Maria Stark wrestles her squirming son into her arms with practiced ease before he can make a bolt for the workbench. "I think we have a new favorite word, dear."
"If he's anything like me, Em," says Howard, loud, but still muffled behind the welder's mask, "that'll always be his favorite word." Sparks fly from the steel he's working, scatter and die on the concrete floor. "'Course, he'll have to know better than to let it on. Not a very dignified favorite word, now, is it?" Tony wriggles, loops one arm round his mother's neck, and makes grabby hands.
"Well, I'd better take him upstairs before he starts trying to catch them like soap bubbles." Maria turns for the door, nearly bumps into Howard's secretary.
"Er, sorry, ma'am. Message for Mr. Stark, from Mr. Stane."

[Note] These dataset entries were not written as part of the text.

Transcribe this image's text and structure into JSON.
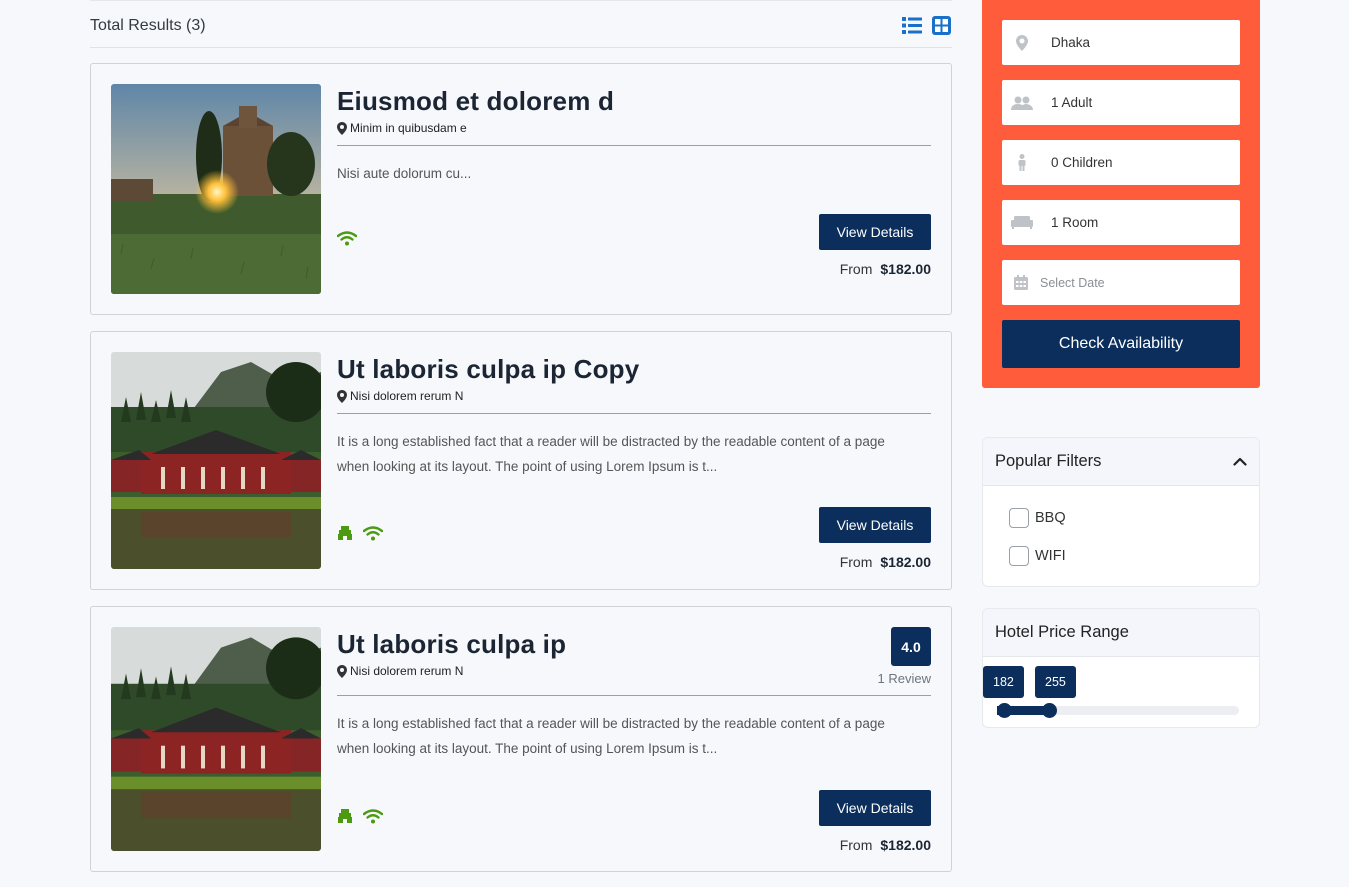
{
  "results": {
    "label": "Total Results (3)"
  },
  "view_toggle": {
    "list_icon": "list-view-icon",
    "grid_icon": "grid-view-icon",
    "active": "grid"
  },
  "hotels": [
    {
      "title": "Eiusmod et dolorem d",
      "location": "Minim in quibusdam e",
      "description": "Nisi aute dolorum cu...",
      "amenities": [
        "wifi-icon"
      ],
      "button": "View Details",
      "price_prefix": "From",
      "price": "$182.00"
    },
    {
      "title": "Ut laboris culpa ip Copy",
      "location": "Nisi dolorem rerum N",
      "description": "It is a long established fact that a reader will be distracted by the readable content of a page when looking at its layout. The point of using Lorem Ipsum is t...",
      "amenities": [
        "bbq-icon",
        "wifi-icon"
      ],
      "button": "View Details",
      "price_prefix": "From",
      "price": "$182.00"
    },
    {
      "title": "Ut laboris culpa ip",
      "location": "Nisi dolorem rerum N",
      "description": "It is a long established fact that a reader will be distracted by the readable content of a page when looking at its layout. The point of using Lorem Ipsum is t...",
      "amenities": [
        "bbq-icon",
        "wifi-icon"
      ],
      "button": "View Details",
      "price_prefix": "From",
      "price": "$182.00",
      "rating": "4.0",
      "reviews": "1 Review"
    }
  ],
  "search": {
    "location": "Dhaka",
    "adults": "1 Adult",
    "children": "0 Children",
    "rooms": "1 Room",
    "date_placeholder": "Select Date",
    "button": "Check Availability"
  },
  "filters": {
    "title": "Popular Filters",
    "options": [
      {
        "label": "BBQ",
        "checked": false
      },
      {
        "label": "WIFI",
        "checked": false
      }
    ]
  },
  "price_range": {
    "title": "Hotel Price Range",
    "min_label": "182",
    "max_label": "255",
    "min_fraction": 0,
    "max_fraction": 0.215
  },
  "colors": {
    "navy": "#0b2e5c",
    "accent": "#ff5c3c",
    "amenity_green": "#4c9a12",
    "toggle_blue": "#1a6fc9"
  }
}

"Eh?" The racket and the sparks die. Howard flips up his mask; Tony burbles something indecipherable, and Maria bounces him, trying not to frown at the perfectly coifed girl with the clipboard. "From Obadiah, did I hear?"
"Gotta take that, then. Sorry, Em."
Secretary and boss hustle upstairs, leaving Maria abruptly alone, arms full of toddler, in the echoing, empty workshop.
"Well," she says quietly, with a faint sigh, and peels Tony's small hand off her necklace.
She picks her way over to the table that's slowly, inadvertently but inevitably, become Tony's. Piles of spare parts, nothing too sharp. Abacus, slightly cracked; square-ruled notebook in which he obstinately scribbles wordless lines on the diagonal, only there because Howard thinks it's funny; little bottle of mercury and a dish, so he can flick about droplets and watch them shine. She plunks her son down on the high bench and watches him grab at broken things.
Howard never runs out of the workshop for her messages.
"Sparkly?" Tony asks, looking up at her with wide spaniel eyes. They used to be blue. He's fitting gears together; they grind and spin in his hands.
"No, sweetie." She kisses the top of his head, wonders when the nurse last brushed that unruly hair. "No more sparkly."